Which I'm mentioning because I want you to see the similarity with the following approach.


Basis

I would rather not consider the Vector3 to be positions. Just free vectors. So, we would transform it with only the Basis , like this:

var global_vec:Vector3 = global_transform.basis * local_vec

And the opposite operation would be:

local_vec = global_transform.affine_inverse().basis * global_vec

This approach will not have the translation problem.

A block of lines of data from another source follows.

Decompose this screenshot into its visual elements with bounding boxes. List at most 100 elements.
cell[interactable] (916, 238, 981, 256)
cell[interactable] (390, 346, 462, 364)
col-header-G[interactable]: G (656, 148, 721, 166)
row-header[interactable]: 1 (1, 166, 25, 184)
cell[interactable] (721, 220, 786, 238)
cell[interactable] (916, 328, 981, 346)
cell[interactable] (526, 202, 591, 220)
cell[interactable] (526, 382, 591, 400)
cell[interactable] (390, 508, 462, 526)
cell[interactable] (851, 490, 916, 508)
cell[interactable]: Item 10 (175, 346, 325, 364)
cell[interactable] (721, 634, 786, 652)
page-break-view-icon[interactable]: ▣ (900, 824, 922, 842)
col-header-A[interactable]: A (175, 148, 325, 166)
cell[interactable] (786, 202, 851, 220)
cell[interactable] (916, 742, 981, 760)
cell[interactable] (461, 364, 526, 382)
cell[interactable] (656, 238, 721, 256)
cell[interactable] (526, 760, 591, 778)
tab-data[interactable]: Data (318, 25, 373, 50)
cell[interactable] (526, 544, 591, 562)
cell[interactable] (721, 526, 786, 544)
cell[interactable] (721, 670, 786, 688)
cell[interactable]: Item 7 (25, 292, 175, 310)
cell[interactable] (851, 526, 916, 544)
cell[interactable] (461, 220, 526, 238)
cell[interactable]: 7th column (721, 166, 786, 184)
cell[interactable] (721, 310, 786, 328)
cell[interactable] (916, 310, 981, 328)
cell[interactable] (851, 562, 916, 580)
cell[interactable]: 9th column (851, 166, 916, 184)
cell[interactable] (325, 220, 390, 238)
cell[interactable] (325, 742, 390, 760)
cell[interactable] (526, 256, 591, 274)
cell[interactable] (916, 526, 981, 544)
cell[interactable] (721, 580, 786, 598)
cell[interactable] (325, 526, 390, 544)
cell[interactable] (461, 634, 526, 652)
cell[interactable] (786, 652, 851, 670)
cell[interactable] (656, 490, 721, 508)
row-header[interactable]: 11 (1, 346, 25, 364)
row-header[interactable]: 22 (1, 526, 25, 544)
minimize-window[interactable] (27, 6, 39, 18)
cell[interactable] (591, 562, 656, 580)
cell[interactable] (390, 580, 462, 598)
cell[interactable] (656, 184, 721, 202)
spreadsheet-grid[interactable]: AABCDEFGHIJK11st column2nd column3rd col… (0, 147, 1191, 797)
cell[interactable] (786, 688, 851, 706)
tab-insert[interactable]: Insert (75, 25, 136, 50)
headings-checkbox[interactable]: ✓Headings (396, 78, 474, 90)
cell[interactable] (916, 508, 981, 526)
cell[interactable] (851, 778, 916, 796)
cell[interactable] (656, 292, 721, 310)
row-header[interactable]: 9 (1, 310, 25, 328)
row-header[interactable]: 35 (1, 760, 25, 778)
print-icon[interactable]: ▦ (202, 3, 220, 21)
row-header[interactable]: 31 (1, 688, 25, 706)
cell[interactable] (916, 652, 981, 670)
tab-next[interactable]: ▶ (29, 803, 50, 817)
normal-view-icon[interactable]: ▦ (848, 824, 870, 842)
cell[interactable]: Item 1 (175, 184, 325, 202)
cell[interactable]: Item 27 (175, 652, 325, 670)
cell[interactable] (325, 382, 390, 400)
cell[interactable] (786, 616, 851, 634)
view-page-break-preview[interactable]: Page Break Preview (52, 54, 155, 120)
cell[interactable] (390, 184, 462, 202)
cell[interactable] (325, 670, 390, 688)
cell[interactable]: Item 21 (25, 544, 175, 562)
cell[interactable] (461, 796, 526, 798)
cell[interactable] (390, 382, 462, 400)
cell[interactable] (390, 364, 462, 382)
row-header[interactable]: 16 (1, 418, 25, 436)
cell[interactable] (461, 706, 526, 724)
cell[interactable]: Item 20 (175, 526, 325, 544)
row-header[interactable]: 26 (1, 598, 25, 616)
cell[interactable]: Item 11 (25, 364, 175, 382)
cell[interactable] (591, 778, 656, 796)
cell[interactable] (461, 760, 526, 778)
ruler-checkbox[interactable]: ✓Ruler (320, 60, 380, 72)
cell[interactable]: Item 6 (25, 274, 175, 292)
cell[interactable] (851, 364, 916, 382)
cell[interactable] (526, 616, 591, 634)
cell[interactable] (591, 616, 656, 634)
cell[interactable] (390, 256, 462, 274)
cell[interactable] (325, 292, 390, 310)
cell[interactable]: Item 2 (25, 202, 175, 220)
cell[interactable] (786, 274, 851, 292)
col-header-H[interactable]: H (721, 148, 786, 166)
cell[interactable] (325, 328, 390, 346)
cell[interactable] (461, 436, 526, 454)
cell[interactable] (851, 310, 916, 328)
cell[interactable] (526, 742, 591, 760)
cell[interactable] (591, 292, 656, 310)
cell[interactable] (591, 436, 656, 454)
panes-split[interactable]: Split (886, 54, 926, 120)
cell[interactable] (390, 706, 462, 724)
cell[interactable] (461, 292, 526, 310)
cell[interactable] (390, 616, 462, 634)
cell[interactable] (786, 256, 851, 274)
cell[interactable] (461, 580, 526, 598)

You can think of the Basis as a 3 by 3 matrix, and the Transform is that same matrix augmented with a translation vector ( origin ).


Quat

However, if you only want rotation, let us se quaternions instead:

var global_vec:Vector3 = global_transform.basis.get_rotation_quat() * local_vec

And the opposite operation would be:

local_vec = global_transform.affine_inverse().basis.get_rotation_quat() * global_vec

Well, actually, let us invert just the quaternion:

local_vec = global_transform.basis.get_rotation_quat().inverse() * global_vec

These will only rotate the vector (no scaling, or any other transformation, just rotation) according to the current orientation of the KinematicBody .


Rotating a Transform

If you are trying to rotate a Transform, either…

Do this (quaternion):

transform = Transform(transform.basis * Basis(quaternion), transform.origin)

Or this (quaternion):

transform = transform * Transform(Basis(quaternion), Vector3.ZERO)

Or this (axis-angle):

transform = Transform(transform.basis.rotated(axis, angle), transform.origin)

Or this (axis-angle):

transform = transform * Transform.Identity.rotated(axis, angle)

Or this (Euler angles):

transform = Transform(transform.basis * Basis(pitch, yaw, roll), transform.origin)

Or this (Euler angles):

transform = transform * Transform(Basis(pitch, yaw, roll), Vector3.ZERO)

Avoid this:

transform = transform.rotated(axis, angle)

The reason is that this rotation is always before translation (ie this rotates around the global origin instead of the current position), and you will end up with an undesirable result.

And yes, you could use rotate_x , rotate_y and rotate_z , or set rotation of a Spatial . But sometimes you need to work with a Transform directly.